ANSWERS: 16
  • As a Mainer, I hear many Canadians talk. We claim that they say "aboot" because they do. It might be just Canadians who live in a certain part of the country, but they don't pronounce "about" quite like we do. "Aboot" isn't quite accurate as a spelling of how they say it, but it's almost like they say it more British than we do.
  • Americans have always had difficulty with English. An example American(s) uh-MER-i-kin(z), or uh-MAIR-i-kin(z). Do not pronounce American(s) in three syllables, uh-MAIR-kin(z), or as Lyndon Johnson did, uh-MUR-kin(z). Make sure to say it in four syllables: A-mer-i-can(s). PREZ-dint for president many will say. President - even newscasters forget the “s” in president has the sound of a z . Is it any wonder the word “about” confuses them? Meanwhile, we should go oot'n aboot regardless.
  • I've only crossed paths with a few Canadians, mostly English speakers from the Toronto area, and those folks actually do say things like "going oot and aboot..."
  • i didnt know they did
  • Oh dear. Because to us it does sound like they are saying aboot. I've heard some Americans say it as well if that makes you feel any better.
  • All my Canadian co-workers say aboot. Sorry.
  • I don't know. But somebody told me I say about like that, the other day. I don't...I think.
  • Because they do. They just don't hear it themselves.
  • "Aboat" is how I usually hear it from Western Ontario, on into Saskatchewan. Minnesota, some of Wisconsin and some of Michiganers pronounce it "aboat" as well. (upper peninsula)... I have never heard it pronounced this way in Alberta or British Columbia.
  • I am in B.C. and I don't say aboot.
  • I'm a huge hockey fan, and that's where I usually hear it, although it's actually more like "a boat" I think. Barry Melrose (ex coach of my LA Kings said it like that)
  • South Park.
  • As a Canadian myself who lives on the border I think it's because Americans pronounce boot wrong and that's why they hear it as boot when us Canadians say "about" the correct way (for us anyways).
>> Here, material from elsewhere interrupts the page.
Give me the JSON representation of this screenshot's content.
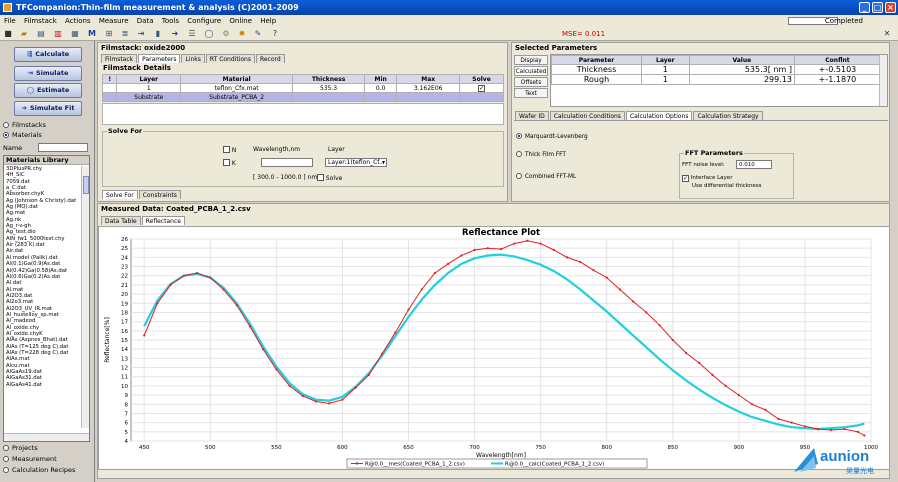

If you use your worst deep south american accent and say "I was kicked in the behind by a feller with a boot on his foot" the words a boot do sound like about. As for the way American's say "about": If you exaggerate it and draw it out so you can hear what I think it sounds like it would be: A baaa ooot. Really though it's all percieved and if you really want to know the absolute correct way to pronounce things than you would need to take elocution classes from the Queen because the language started in England first.
  • Some Canadians do say it this way, IME with being married to a Canadian (I'm American.) for eight+ years and spending lots of time there. Canadians claim that Americans pronounce many words wrong, slaughtering the "Queen's English." Since American's don't have as close ties to the Queen as Canadians, this would be understandable. (We just have fun with the differences!) What I want to know is why they pronounce semi as semee instead of semI. lol
  • For 20 years I listened to CBC and an Edmonton station of a Big Satellite dish. They do say aboot as well as co-lo-nel. And they say in hospital. But none of those is a bad thing, just different.
  • Actually, their pronounciation of about is something between 'aboot' and 'a-boat'. It's the Scottish influence - now many Scots say 'aboot'.